Reflection and change are the key words.

Memoirists examine their selected piece of life and in the process come to conclusions about the significance of past relationships, or trials they’ve faced, or the effect on them of involvement with certain ideas.

The earliest memoirs I recall reading were not like this. They gave the inside scoop on important, well-known events from the point of view of the principal actors. Examples are The Double Helix, by James Watson, and One Life, by Christiaan Bernard. (Hm, this kind of fare suggests that I must’ve had a fascination with medical science long before the events in my own story.)

Some memoirs today have the same rationale (Let’s Roll!, by Lisa Beamer comes to mind). But the recent excitement about the genre concerns something different. Nowadays we have “literary memoirs,” in which mostly unknown people, who have no connection with ground-breaking discoveries or newsworthy events, explore their specific situations in a way that sheds light on a more universal story. In these books, the subject tends to be an intense emotional—perhaps a very personal—experience. Because of that, even though the writer may have emerged from the experience by the time he begins setting it down on paper, the result is not the sort of thing he can plan out in advance, because the process of working through all the emotions involved can lead to unexpected conclusions.

There is conflict between what I the writer knew then, when I was doing it, vs what I know now. Apparently, it’s not at all unusual for the memoirist looking back to perceive that what he once took for truth was a pack of lies.

That’s the story behind What About the Boy?. My memoir began as little more than private journaling–just recording the facts as they occurred. At that stage, I gave little or no thought to publication. The writing was just an emotional outlet. Later, I thought I might have the makings of a kind of how-to book. This is how we rescued our kid. If your kid has problems, you can do it, too. Well, that idea came and went, but as I dealt with the tail-end of that idea, I realized that what I really had was an emotional journey that ultimately concerned where one turns when one must go somewhere but has no reliable guidance.

Writing often veers off in an unplanned direction, doesn’t it? I sat down here today intending to discuss some of my favorite memoirs, and instead I’ve said what makes memoirs in general interesting. But I would still like to offer a few excellent examples, before becoming totally fixated on promoting my own. Here are three that fit the definition, despite being pretty far apart in subject matter. Please click the links to read the reactions I (and others) have posted on them.

Thirty Years in a Red House: A Memoir of Childhood and Youth in Communist China, by Xiao Di Zhu
This Lovely Life, by Vicki Forman
Lost In Place: Growing Up Absurd in Suburbia, by Mark Salzman

What memoirs have you enjoyed?

Stephen Gallup is a writer living in San Diego. Information on his new memoir, What About the Boy?: A Father’s Pledge to His Disabled Son is available at www.fatherspledge.com.

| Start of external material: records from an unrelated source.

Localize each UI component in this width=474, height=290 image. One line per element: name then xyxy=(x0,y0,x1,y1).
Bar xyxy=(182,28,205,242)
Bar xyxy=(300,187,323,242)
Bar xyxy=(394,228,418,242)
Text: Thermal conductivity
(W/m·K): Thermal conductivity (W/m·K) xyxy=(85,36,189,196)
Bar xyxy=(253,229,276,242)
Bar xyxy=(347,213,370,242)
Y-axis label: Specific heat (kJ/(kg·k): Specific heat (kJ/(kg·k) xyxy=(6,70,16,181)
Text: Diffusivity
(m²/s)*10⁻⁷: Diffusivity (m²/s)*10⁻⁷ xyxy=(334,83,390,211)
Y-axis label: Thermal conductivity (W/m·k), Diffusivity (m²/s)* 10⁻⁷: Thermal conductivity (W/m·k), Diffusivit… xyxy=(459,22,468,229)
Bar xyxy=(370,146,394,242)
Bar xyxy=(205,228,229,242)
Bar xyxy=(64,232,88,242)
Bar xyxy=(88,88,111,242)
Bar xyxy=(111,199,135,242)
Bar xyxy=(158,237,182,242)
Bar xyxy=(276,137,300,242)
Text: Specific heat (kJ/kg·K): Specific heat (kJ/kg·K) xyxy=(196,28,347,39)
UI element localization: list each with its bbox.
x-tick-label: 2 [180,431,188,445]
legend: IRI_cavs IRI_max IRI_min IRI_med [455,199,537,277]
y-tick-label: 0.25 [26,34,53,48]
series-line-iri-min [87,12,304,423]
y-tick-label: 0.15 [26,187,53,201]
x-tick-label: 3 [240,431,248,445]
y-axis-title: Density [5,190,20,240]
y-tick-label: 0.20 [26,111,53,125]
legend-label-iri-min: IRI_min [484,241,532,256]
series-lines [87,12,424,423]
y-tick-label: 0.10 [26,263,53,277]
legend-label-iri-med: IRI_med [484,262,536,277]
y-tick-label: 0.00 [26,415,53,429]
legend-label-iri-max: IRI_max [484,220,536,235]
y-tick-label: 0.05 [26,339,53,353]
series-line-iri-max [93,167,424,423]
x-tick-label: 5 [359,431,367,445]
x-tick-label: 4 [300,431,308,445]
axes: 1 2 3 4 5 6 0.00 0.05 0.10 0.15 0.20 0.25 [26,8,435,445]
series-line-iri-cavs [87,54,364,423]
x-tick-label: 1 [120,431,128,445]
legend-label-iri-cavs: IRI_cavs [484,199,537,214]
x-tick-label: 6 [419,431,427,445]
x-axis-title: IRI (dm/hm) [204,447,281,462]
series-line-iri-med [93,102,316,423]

2 comments to Guest Post: My Favorite Memoirs

  • A read a lot of them, including yours. There’s something about them that draws me in and see how relatively little I have to complain about. Recently I read Empty Chairs – a horrifying story that makes me say how wonderful my parents were. Black Boy, Caged Bird, Color of Water, A Child Called It, were all good. I’ll stop there.

  • I agree KJ – I think it’s fascinating to see how other people’s lives have played out, especially when those lives involve overcoming tremendous events/obstacles… It does make me realize how good I have it also. I have been doing a series of guest book reviews for LuxuryReading.com on memoirs lately – haven’t loved all of them, frankly, but there have been some interesting tidbits in each. Thanks for the comment – and the titles you mentioned, as I’m always looking for new recommendations!